One of the most significant outcomes of the conflict was the establishment of foreign relations of the Soviet Union with the Indonesian government. As the crisis had unfolded, the Indonesian government had approached the United States government for arms to combat the rebel commands. The Americans, however, had declined the Indonesian request, forcing the Indonesians to approach the Soviet Union for assistance. The Soviet Union thus became a major supplier of arms to the Indonesian government, allowing Indonesia to rapidly modernize its armed forces into one of the strongest in Southeast Asia.
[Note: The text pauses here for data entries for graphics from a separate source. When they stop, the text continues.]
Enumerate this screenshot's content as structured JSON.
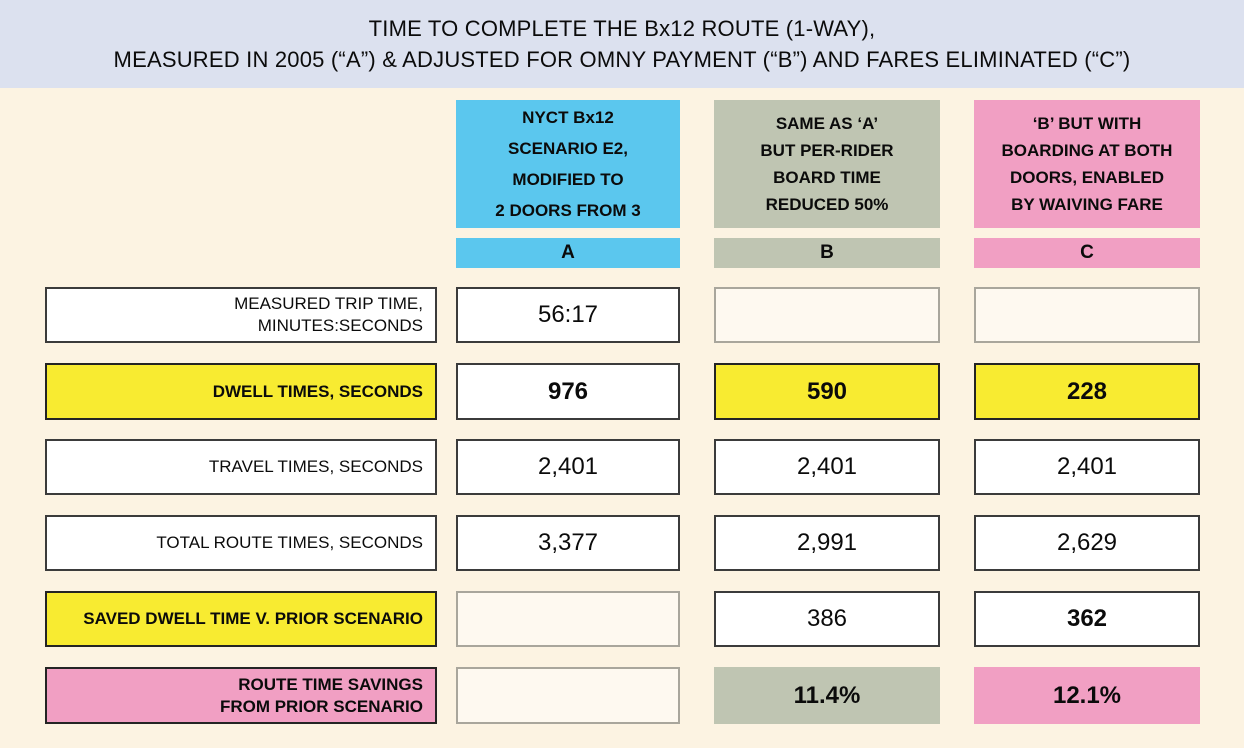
{
  "title": {
    "text": "TIME TO COMPLETE THE Bx12 ROUTE (1-WAY),\nMEASURED IN 2005 (“A”) & ADJUSTED FOR OMNY PAYMENT (“B”) AND FARES ELIMINATED (“C”)"
  },
  "colors": {
    "header-band": "#dce1ef",
    "canvas-bg": "#fcf3e2",
    "col-a": "#5bc7ee",
    "col-b": "#bfc5b2",
    "col-c": "#f19fc3",
    "highlight-yellow": "#f8eb31",
    "empty-fill": "#fef9f0",
    "empty-border": "#a9a69c",
    "box-border": "#3b3b3b"
  },
  "columns": [
    {
      "letter": "A",
      "header": "NYCT Bx12\nSCENARIO E2,\nMODIFIED TO\n2 DOORS FROM 3"
    },
    {
      "letter": "B",
      "header": "SAME AS ‘A’\nBUT PER-RIDER\nBOARD TIME\nREDUCED 50%"
    },
    {
      "letter": "C",
      "header": "‘B’ BUT WITH\nBOARDING AT BOTH\nDOORS, ENABLED\nBY WAIVING FARE"
    }
  ],
  "rows": [
    {
      "label": "MEASURED TRIP TIME,\nMINUTES:SECONDS",
      "cells": [
        {
          "value": "56:17"
        },
        {
          "value": ""
        },
        {
          "value": ""
        }
      ]
    },
    {
      "label": "DWELL TIMES, SECONDS",
      "cells": [
        {
          "value": "976"
        },
        {
          "value": "590"
        },
        {
          "value": "228"
        }
      ]
    },
    {
      "label": "TRAVEL TIMES, SECONDS",
      "cells": [
        {
          "value": "2,401"
        },
        {
          "value": "2,401"
        },
        {
          "value": "2,401"
        }
      ]
    },
    {
      "label": "TOTAL ROUTE TIMES, SECONDS",
      "cells": [
        {
          "value": "3,377"
        },
        {
          "value": "2,991"
        },
        {
          "value": "2,629"
        }
      ]
    },
    {
      "label": "SAVED DWELL TIME V. PRIOR SCENARIO",
      "cells": [
        {
          "value": ""
        },
        {
          "value": "386"
        },
        {
          "value": "362"
        }
      ]
    },
    {
      "label": "ROUTE TIME SAVINGS\nFROM PRIOR SCENARIO",
      "cells": [
        {
          "value": ""
        },
        {
          "value": "11.4%"
        },
        {
          "value": "12.1%"
        }
      ]
    }
  ],
  "chart_data": {
    "type": "table",
    "title": "TIME TO COMPLETE THE Bx12 ROUTE (1-WAY), MEASURED IN 2005 (“A”) & ADJUSTED FOR OMNY PAYMENT (“B”) AND FARES ELIMINATED (“C”)",
    "columns": [
      {
        "id": "A",
        "description": "NYCT Bx12 SCENARIO E2, MODIFIED TO 2 DOORS FROM 3",
        "color": "#5bc7ee"
      },
      {
        "id": "B",
        "description": "SAME AS ‘A’ BUT PER-RIDER BOARD TIME REDUCED 50%",
        "color": "#bfc5b2"
      },
      {
        "id": "C",
        "description": "‘B’ BUT WITH BOARDING AT BOTH DOORS, ENABLED BY WAIVING FARE",
        "color": "#f19fc3"
      }
    ],
    "rows": [
      {
        "label": "MEASURED TRIP TIME, MINUTES:SECONDS",
        "A": "56:17",
        "B": null,
        "C": null
      },
      {
        "label": "DWELL TIMES, SECONDS",
        "A": 976,
        "B": 590,
        "C": 228
      },
      {
        "label": "TRAVEL TIMES, SECONDS",
        "A": 2401,
        "B": 2401,
        "C": 2401
      },
      {
        "label": "TOTAL ROUTE TIMES, SECONDS",
        "A": 3377,
        "B": 2991,
        "C": 2629
      },
      {
        "label": "SAVED DWELL TIME V. PRIOR SCENARIO",
        "A": null,
        "B": 386,
        "C": 362
      },
      {
        "label": "ROUTE TIME SAVINGS FROM PRIOR SCENARIO",
        "A": null,
        "B": "11.4%",
        "C": "12.1%"
      }
    ]
  }
}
This had follow on effects in the West New Guinea dispute as Indonesia was able to escalate tensions in the dispute by threatening overt conflict.

Another important aspect was the influence of this event on the large exodus of Minangkabau people from Sumatra to other regions in Indonesia, along with the large psychological effects that stem from the attached stigma of being a rebel, despite the Minangkabau's determined resistance against the Dutch colonial system and the fact that many pre-independence nationalistic leaders had hailed from Sumatra. In addition to the violence committed against the local community during and after the conflict period, the humiliation and trauma of the defeat had also rocked the self-esteem and dignity of the Minangkabau people. This was especially stark In an interview with Harun Zaid, where he said "What had an impact on me was the sadness in the eyes of the students. In 1961, the faces were dull as if they did not have any future".